No  domingo  de  manhã,  minha  mãe  liga  para  a nossa  conversa  semanal,  pela  qual  faz  alguns  dias que estou ansiosa. Quase não temos tempo de bater papo  durante  a  semana,  porque  estou  em  aula durante  o  dia,  ensaiando  no  fim  da  tarde, trabalhando  ou  dormindo  na  hora  em  que  minha mãe termina seu turno da noite no supermercado.

A  pior  coisa  da  vida  em  Massachusetts  é  não poder ver meus pais. Sinto uma falta imensa deles, mas,  ao  mesmo  tempo,  precisava  me  afastar,  ir embora  de  Ransom.  Só  voltei  uma  vez  desde  a formatura  da  escola  e,  depois  disso,  todos  nós concordamos que seria melhor se eu não aparecesse mais  em  casa.  Minha  tia  e  meu  tio  moram  na Filadélfia, então meus pais e eu passamos o feriado de  Ação  de  Graças  e  o  Natal  lá.  No  restante  do tempo, nos falamos por telefone, e, com sorte, eles vão  conseguir  juntar  um  dinheiro  para  poder  vir me visitar.

Não é o melhor esquema, mas eles entendem por que não posso voltar para casa. E eu não só entendo por  que  não  podem  sair,  como  sei  que  a  culpa  é minha. Também sei que vou passar o resto da vida tentando compensá-los.

“Oi, querida.” A voz de minha mãe envolve meu ouvido como um abraço caloroso.

“Oi,  mãe.”  Ainda  estou  na  cama,  enrolada  nas cobertas e olhando para o teto.

“Como foi a prova de ética?”

“Tirei dez.”

“Parabéns!  Está  vendo?  Disse  que  você  não  tinha nada com que se preocupar.”

“Confia  em  mim,  tinha  sim.  Metade  da  turma reprovou.”  Rolo  para  o  lado  e  descanso  o  telefone no ombro. “Como está o papai?”

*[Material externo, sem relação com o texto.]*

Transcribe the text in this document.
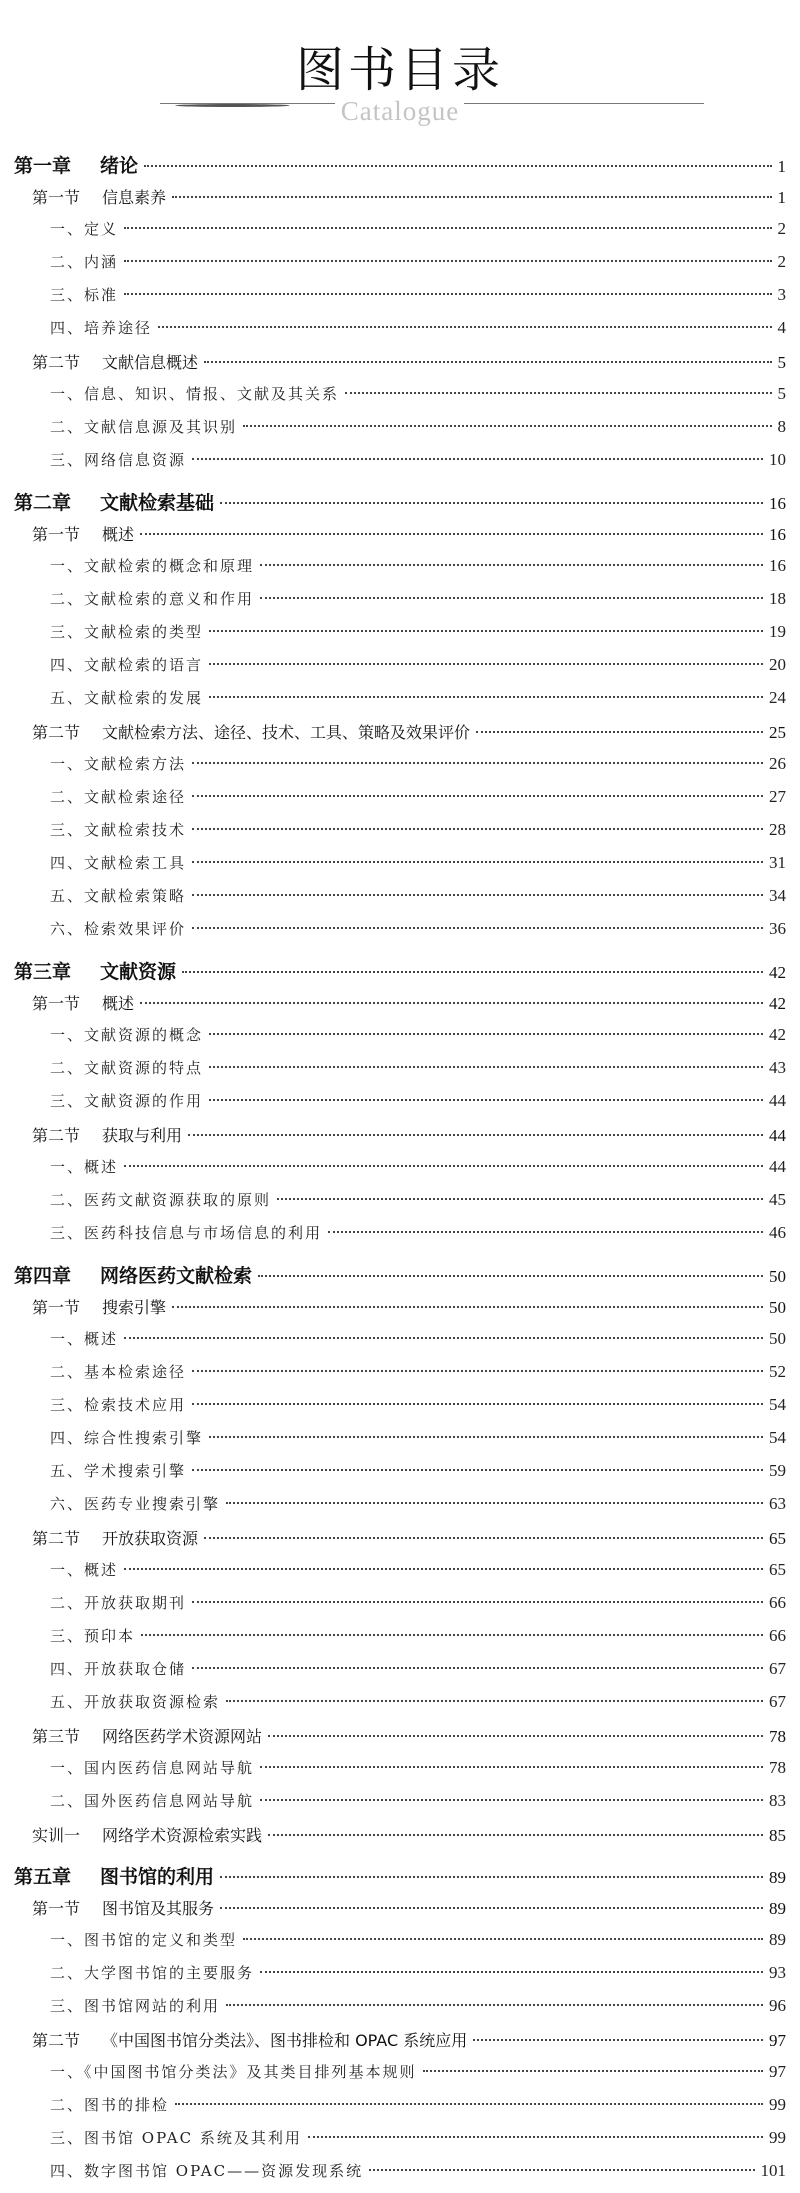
图书目录
Catalogue
第一章 绪论	1
第一节 信息素养	1
一、定义	2
二、内涵	2
三、标准	3
四、培养途径	4
第二节 文献信息概述	5
一、信息、知识、情报、文献及其关系	5
二、文献信息源及其识别	8
三、网络信息资源	10
第二章 文献检索基础	16
第一节 概述	16
一、文献检索的概念和原理	16
二、文献检索的意义和作用	18
三、文献检索的类型	19
四、文献检索的语言	20
五、文献检索的发展	24
第二节 文献检索方法、途径、技术、工具、策略及效果评价	25
一、文献检索方法	26
二、文献检索途径	27
三、文献检索技术	28
四、文献检索工具	31
五、文献检索策略	34
六、检索效果评价	36
第三章 文献资源	42
第一节 概述	42
一、文献资源的概念	42
二、文献资源的特点	43
三、文献资源的作用	44
第二节 获取与利用	44
一、概述	44
二、医药文献资源获取的原则	45
三、医药科技信息与市场信息的利用	46
第四章 网络医药文献检索	50
第一节 搜索引擎	50
一、概述	50
二、基本检索途径	52
三、检索技术应用	54
四、综合性搜索引擎	54
五、学术搜索引擎	59
六、医药专业搜索引擎	63
第二节 开放获取资源	65
一、概述	65
二、开放获取期刊	66
三、预印本	66
四、开放获取仓储	67
五、开放获取资源检索	67
第三节 网络医药学术资源网站	78
一、国内医药信息网站导航	78
二、国外医药信息网站导航	83
实训一 网络学术资源检索实践	85
第五章 图书馆的利用	89
第一节 图书馆及其服务	89
一、图书馆的定义和类型	89
二、大学图书馆的主要服务	93
三、图书馆网站的利用	96
第二节 《中国图书馆分类法》、图书排检和 OPAC 系统应用	97
一、《中国图书馆分类法》及其类目排列基本规则	97
二、图书的排检	99
三、图书馆 OPAC 系统及其利用	99
四、数字图书馆 OPAC——资源发现系统	101
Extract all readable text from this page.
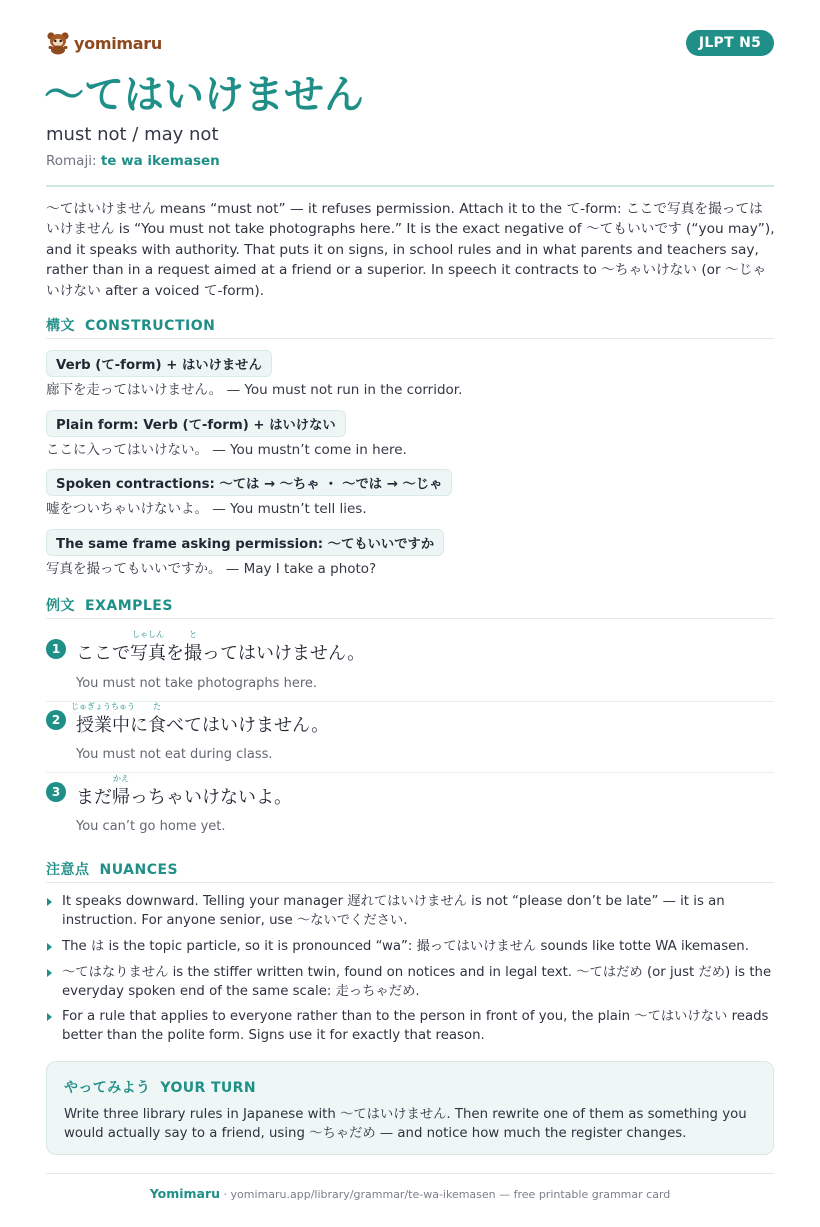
yomimaru	JLPT N5
〜てはいけません
must not / may not
Romaji: te wa ikemasen

〜てはいけません means “must not” — it refuses permission. Attach it to the て-form: ここで写真を撮ってはいけません is “You must not take photographs here.” It is the exact negative of 〜てもいいです (“you may”), and it speaks with authority. That puts it on signs, in school rules and in what parents and teachers say, rather than in a request aimed at a friend or a superior. In speech it contracts to 〜ちゃいけない (or 〜じゃいけない after a voiced て-form).

構文 CONSTRUCTION
Verb (て-form) + はいけません
廊下を走ってはいけません。 — You must not run in the corridor.
Plain form: Verb (て-form) + はいけない
ここに入ってはいけない。 — You mustn’t come in here.
Spoken contractions: 〜ては → 〜ちゃ ・ 〜では → 〜じゃ
嘘をついちゃいけないよ。 — You mustn’t tell lies.
The same frame asking permission: 〜てもいいですか
写真を撮ってもいいですか。 — May I take a photo?
例文 EXAMPLES
1 ここで写真
しゃしん
を撮
と
ってはいけません。
You must not take photographs here.
2 授業中
じゅぎょうちゅう
に食
た
べてはいけません。
You must not eat during class.
3 まだ帰
かえ
っちゃいけないよ。
You can’t go home yet.
注意点 NUANCES
It speaks downward. Telling your manager 遅れてはいけません is not “please don’t be late” — it is an instruction. For anyone senior, use 〜ないでください.
The は is the topic particle, so it is pronounced “wa”: 撮ってはいけません sounds like totte WA ikemasen.
〜てはなりません is the stiffer written twin, found on notices and in legal text. 〜てはだめ (or just だめ) is the everyday spoken end of the same scale: 走っちゃだめ.
For a rule that applies to everyone rather than to the person in front of you, the plain 〜てはいけない reads better than the polite form. Signs use it for exactly that reason.
やってみよう YOUR TURN
Write three library rules in Japanese with 〜てはいけません. Then rewrite one of them as something you would actually say to a friend, using 〜ちゃだめ — and notice how much the register changes.
Yomimaru · yomimaru.app/library/grammar/te-wa-ikemasen — free printable grammar card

“Bem.” Ela faz uma pausa. “Pegou turnos extras na fábrica, mas…”

Meu corpo fica tenso. “Mas o quê?”

“Mas parece que a gente não vai conseguir passar o feriado de Ação de Graças na tia Nicole, querida.”

A  dor  e  o  pesar  em  sua  voz  me  dilaceram  como uma  faca.  Lágrimas  ardem  em  meus  olhos,  mas pisco, afastando-as.

“Você  sabe  que  acabamos  de  consertar  o vazamento  no  telhado  e  que  isso  foi  um  golpe  e tanto  nas  nossas  economias”,  explica  minha  mãe.

“Não temos dinheiro para a passagem.”

“Por  que  vocês  não  vão  de  carro?”,  pergunto, baixinho. “Não é tão longe assim…” Aham, só umas quinze horas de volante. Pertinho,  só que não.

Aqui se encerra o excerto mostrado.